Mercosul na corda bamba

O Mercosul, que incorporou em julho a Venezuela, parece longe de se consolidar. De acordo com o especialista em assuntos internacionais Ricardo Ubiraci Sennes, “o Mercosul chegou ao limite de sua agenda tradicional”. Os interesses dos países membros ainda esbarram em conflitos que prejudicam a consolidação do bloco.

Nos últimos meses a imprensa tem divulgado manifestações contra e a favor do bloco econômico sul-americano por parte dos governos dos países-membros. O bloco, que incorporou um quinto país, a Venezuela, no dia 4 de julho, parece longe de se consolidar. De acordo com Ricardo Ubiraci Sennes, diretor da Prospectiva, consultoria brasileira de assuntos internacionais, “o Mercosul chegou ao limite de sua agenda tradicional, ou seja, aquela na qual se baseou a primeira e bem sucedida fase de 1991 a 1998”.

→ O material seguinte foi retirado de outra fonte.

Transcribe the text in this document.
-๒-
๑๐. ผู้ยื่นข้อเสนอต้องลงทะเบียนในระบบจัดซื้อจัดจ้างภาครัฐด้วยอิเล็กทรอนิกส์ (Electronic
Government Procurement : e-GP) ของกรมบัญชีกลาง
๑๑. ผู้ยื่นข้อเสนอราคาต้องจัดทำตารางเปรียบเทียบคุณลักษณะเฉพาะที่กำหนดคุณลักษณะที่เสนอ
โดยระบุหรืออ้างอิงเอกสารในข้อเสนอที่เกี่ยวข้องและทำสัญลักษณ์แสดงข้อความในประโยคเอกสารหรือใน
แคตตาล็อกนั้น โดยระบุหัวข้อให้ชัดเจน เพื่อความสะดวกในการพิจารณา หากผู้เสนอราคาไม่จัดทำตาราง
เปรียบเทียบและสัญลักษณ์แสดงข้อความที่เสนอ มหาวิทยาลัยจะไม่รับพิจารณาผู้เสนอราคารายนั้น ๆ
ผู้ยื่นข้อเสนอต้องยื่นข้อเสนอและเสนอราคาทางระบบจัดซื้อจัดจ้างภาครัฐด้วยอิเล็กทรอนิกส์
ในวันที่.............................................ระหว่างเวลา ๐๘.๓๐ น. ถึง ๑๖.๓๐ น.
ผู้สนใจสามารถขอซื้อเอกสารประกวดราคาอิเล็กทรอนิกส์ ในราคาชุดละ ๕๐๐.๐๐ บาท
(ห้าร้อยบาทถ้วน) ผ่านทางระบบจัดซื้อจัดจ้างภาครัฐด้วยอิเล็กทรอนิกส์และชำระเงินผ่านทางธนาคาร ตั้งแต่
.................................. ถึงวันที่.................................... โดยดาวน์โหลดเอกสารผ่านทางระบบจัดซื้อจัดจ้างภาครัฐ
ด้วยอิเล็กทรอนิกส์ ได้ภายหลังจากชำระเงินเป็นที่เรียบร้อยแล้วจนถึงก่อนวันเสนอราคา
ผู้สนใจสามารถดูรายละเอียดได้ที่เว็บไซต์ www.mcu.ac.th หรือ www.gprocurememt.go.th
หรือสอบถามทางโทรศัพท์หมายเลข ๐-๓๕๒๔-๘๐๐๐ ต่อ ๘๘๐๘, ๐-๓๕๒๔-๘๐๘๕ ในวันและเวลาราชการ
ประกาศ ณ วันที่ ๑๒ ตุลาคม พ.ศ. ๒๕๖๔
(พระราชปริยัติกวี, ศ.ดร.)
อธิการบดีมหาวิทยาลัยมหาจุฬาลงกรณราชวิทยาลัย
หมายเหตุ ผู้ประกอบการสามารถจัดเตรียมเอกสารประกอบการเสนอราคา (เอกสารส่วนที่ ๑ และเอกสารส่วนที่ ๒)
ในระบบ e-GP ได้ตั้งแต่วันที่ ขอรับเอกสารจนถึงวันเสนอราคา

Para Sennes, essa fase de 1ª abertura regional e acomodação parcial criou uma série de outras demandas sobre as quais os governos do bloco decidiram não avançar, em particular na área de convergência de algumas políticas micro-econômicas e em mecanismos financeiros básicos para apoiar a integração.

Os interesses do bloco estão em conflito. Tabaré Vázquez, presidente do Uruguai, afirmou que o Mercosul não serve aos interesses do seu país e negocia um acordo com os Estados Unidos que poderá desligar o país do bloco, já que são proibidos tratados que não sejam conjuntos. O Paraguai reclama das barreiras comerciais impostas pelo Brasil e pressiona o país a baixar os juros da dívida. No mês passado, o presidente Lula disse, durante a 30ª Reunião de Presidentes do Mercosul, que o Brasil tem a obrigação de ajudar no desenvolvimento dos países mais pobres do bloco (Paraguai e Uruguai). Nestor Kirschner, presidente argentino, afirmou que o Mercosul deseja uma integração atrativa para todos.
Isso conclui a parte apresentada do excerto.